Estado - Entidades civis, como CNBB e OAB, defendem o chamado modelo belga, com eleição para o Legislativo federal em dois turnos (o primeiro para eleição das bancadas partidárias, apenas com voto nas legendas, e o segundo para formar a lista de cada partido, conforme o número de cadeiras obtidas na votação prévia). O que o sr. acha dessa proposta?

Bruno: Me desculpem os proponentes, mas essa é uma proposta ingênua. Se eu sou um eleitor engajado, com fortes simpatias partidárias, eu vou simplesmente votar no meu partido no primeiro turno, favorecendo a sua quota de cadeiras, e depois votar num candidato fraco do partido rival, tentando tumultuar a lista deles e tirar do legislativo um adversário poderoso. Não faz sentido deixar o sistema de representação política e os partidos vulneráveis a esse tipo de sabotagem pelos adversários. E esse não é o sistema belga. A Bélgica tem um sistema federativo complicado, mas o sistema eleitoral é convencional. É um sistema proporcional, com listas pré-ordenadas mas flexíveis, em que o eleitor pode optar por votar em uma das listas tal como apresentadas ou tentar modificá-la. Em um turno só. Ela é famosa por uma razão histórica simples: foi o primeiro país a introduzir, em 1899, o sistema de representação proporcional, com listas partiidárias fechadas.
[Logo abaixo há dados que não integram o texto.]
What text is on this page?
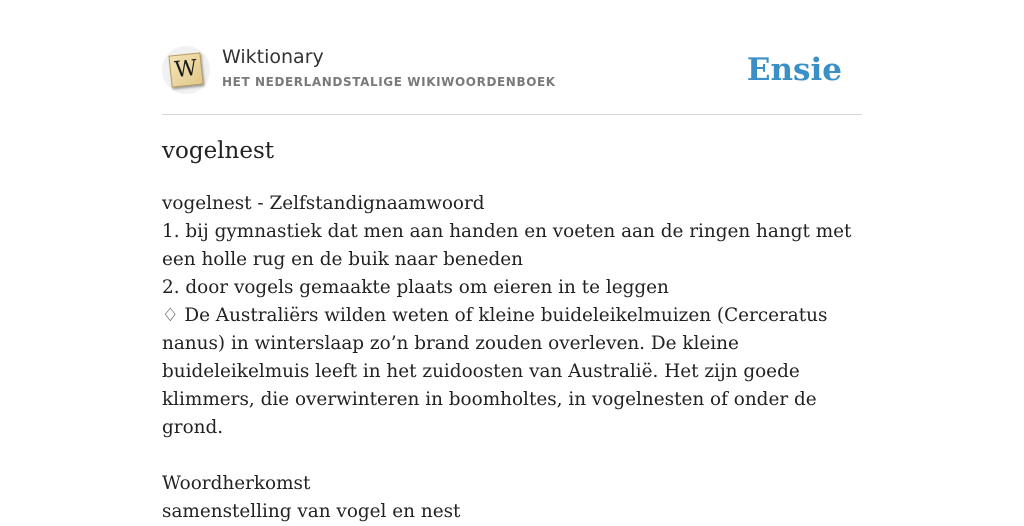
W Wiktionary
HET NEDERLANDSTALIGE WIKIWOORDENBOEK	Ensie
vogelnest

vogelnest - Zelfstandignaamwoord

1. bij gymnastiek dat men aan handen en voeten aan de ringen hangt met een holle rug en de buik naar beneden

2. door vogels gemaakte plaats om eieren in te leggen

♢ De Australiërs wilden weten of kleine buideleikelmuizen (Cerceratus nanus) in winterslaap zo’n brand zouden overleven. De kleine buideleikelmuis leeft in het zuidoosten van Australië. Het zijn goede klimmers, die overwinteren in boomholtes, in vogelnesten of onder de grond.

Woordherkomst

samenstelling van vogel en nest
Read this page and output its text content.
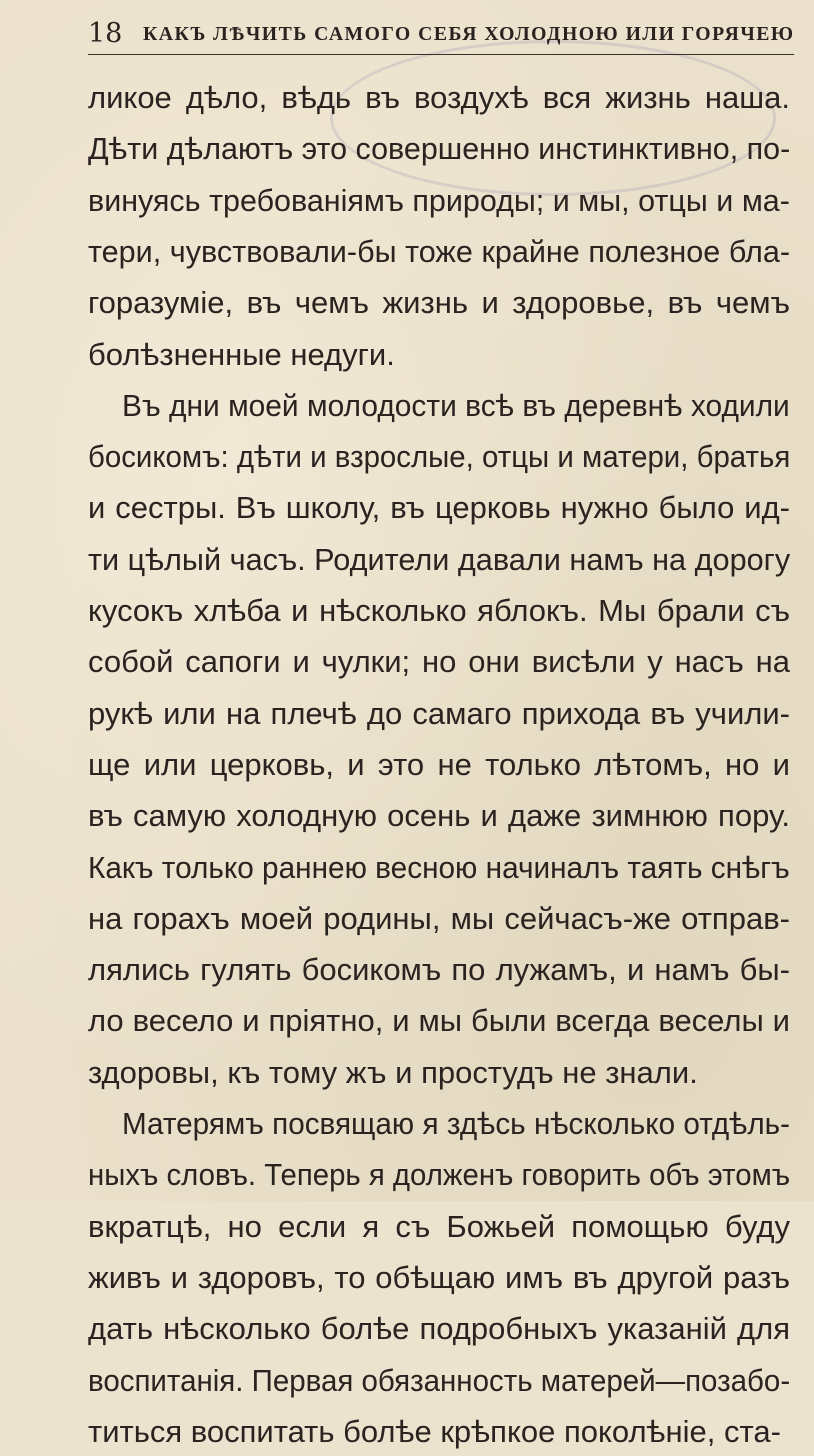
18 КАКЪ ЛѢЧИТЬ САМОГО СЕБЯ ХОЛОДНОЮ ИЛИ ГОРЯЧЕЮ
ликое дѣло, вѣдь въ воздухѣ вся жизнь наша.
Дѣти дѣлаютъ это совершенно инстинктивно, по-
винуясь требованiямъ природы; и мы, отцы и ма-
тери, чувствовали-бы тоже крайне полезное бла-
горазумiе, въ чемъ жизнь и здоровье, въ чемъ
болѣзненные недуги.
Въ дни моей молодости всѣ въ деревнѣ ходили
босикомъ: дѣти и взрослые, отцы и матери, братья
и сестры. Въ школу, въ церковь нужно было ид-
ти цѣлый часъ. Родители давали намъ на дорогу
кусокъ хлѣба и нѣсколько яблокъ. Мы брали съ
собой сапоги и чулки; но они висѣли у насъ на
рукѣ или на плечѣ до самаго прихода въ учили-
ще или церковь, и это не только лѣтомъ, но и
въ самую холодную осень и даже зимнюю пору.
Какъ только раннею весною начиналъ таять снѣгъ
на горахъ моей родины, мы сейчасъ-же отправ-
лялись гулять босикомъ по лужамъ, и намъ бы-
ло весело и прiятно, и мы были всегда веселы и
здоровы, къ тому жъ и простудъ не знали.
Матерямъ посвящаю я здѣсь нѣсколько отдѣль-
ныхъ словъ. Теперь я долженъ говорить объ этомъ
вкратцѣ, но если я съ Божьей помощью буду
живъ и здоровъ, то обѣщаю имъ въ другой разъ
дать нѣсколько болѣе подробныхъ указанiй для
воспитанiя. Первая обязанность матерей—позабо-
титься воспитать болѣе крѣпкое поколѣнiе, ста-
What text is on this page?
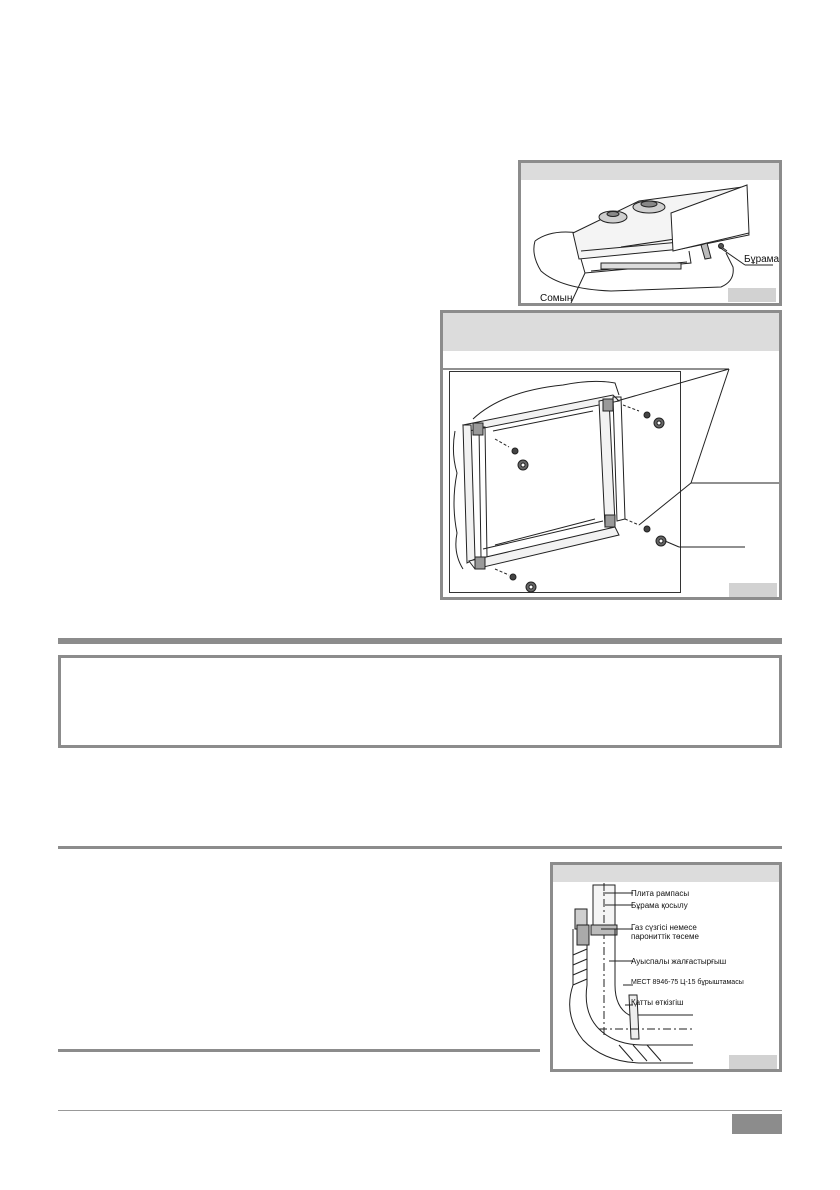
Бұрама
Сомын
Плита рампасы
Бұрама қосылу
Газ сүзгісі немесе
парониттік төсеме
Ауыспалы жалғастырғыш
МЕСТ 8946-75 Ц-15 бұрыштамасы
Қатты өткізгіш
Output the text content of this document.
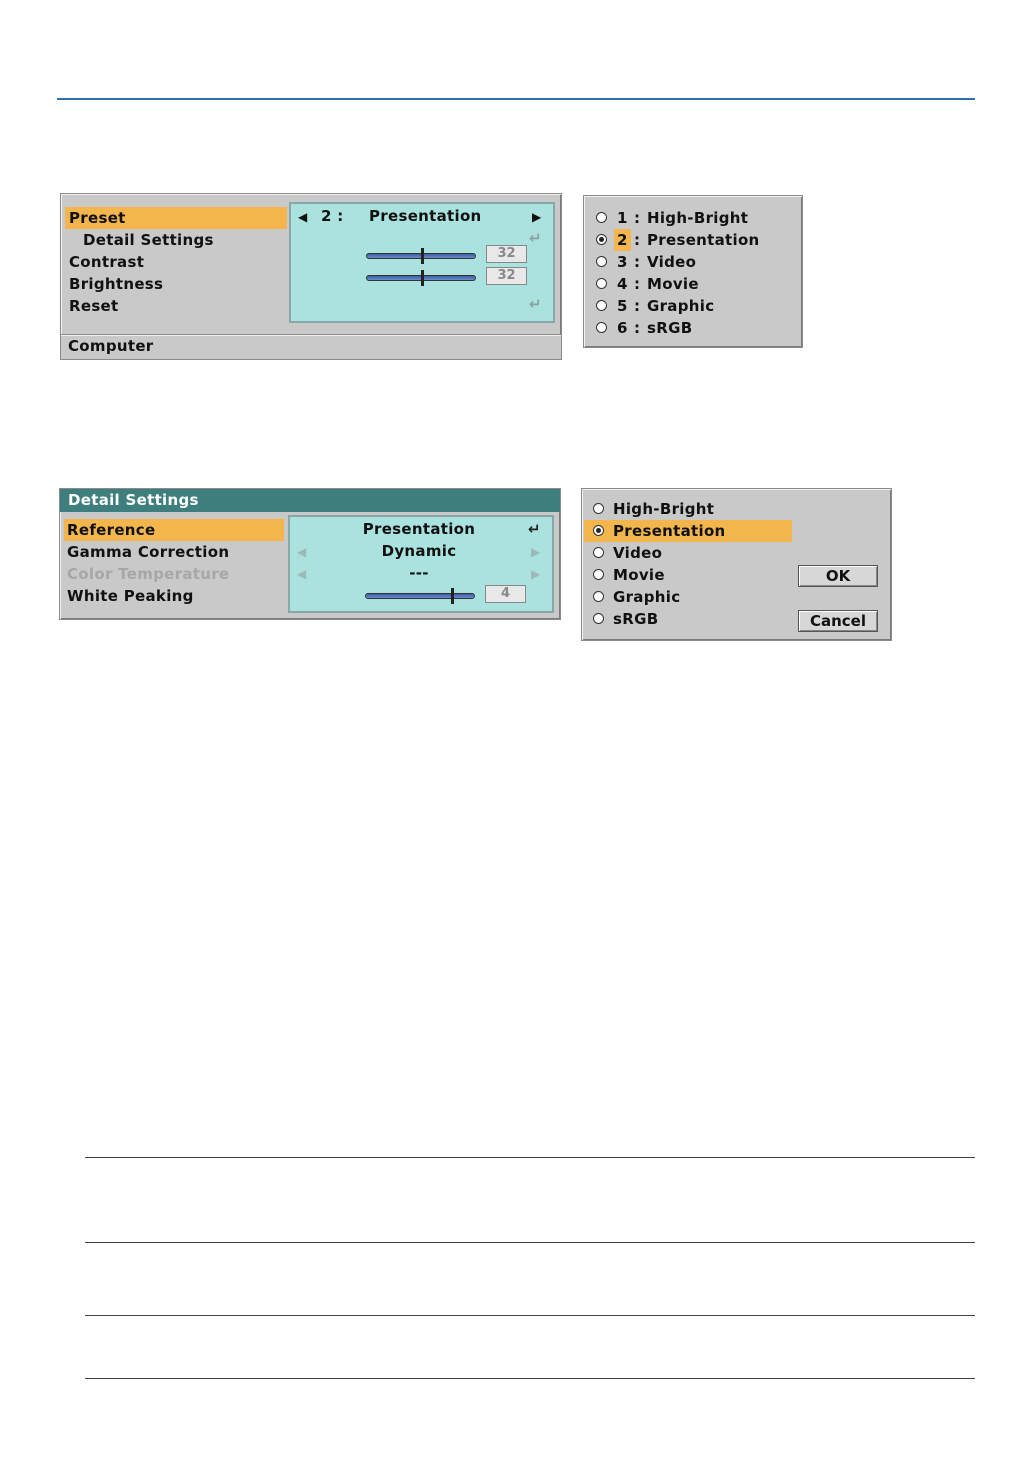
Preset
Detail Settings
Contrast
Brightness
Reset
◀ 2 : Presentation	▶
↵
32
32
↵
Computer
1 : High-Bright
2 : Presentation
3 : Video
4 : Movie
5 : Graphic
6 : sRGB
Detail Settings
Reference
Gamma Correction
Color Temperature
White Peaking
Presentation	↵
◀	Dynamic	▶
◀	---	▶
4
High-Bright
Presentation
Video
Movie
Graphic
sRGB
OK
Cancel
A última coisa que devemos tentar fazer a esta altura é improvisar, inventar sistemas de efeitos desconhecidos. A política no Brasil ainda nos impõe desafios importantes, mas é preciso reconhecer que o país nunca tinha sido tão estável quanto nos últimos vinte anos. E temos resultados importantes para mostrar: tanto estabilidade econômica quanto importantes melhorias nos indicadores sociais. 

Agora precisamos de ajustes, mas é preciso moderação e cabeça fria ao avançarmos, para não colocarmos tudo a perder.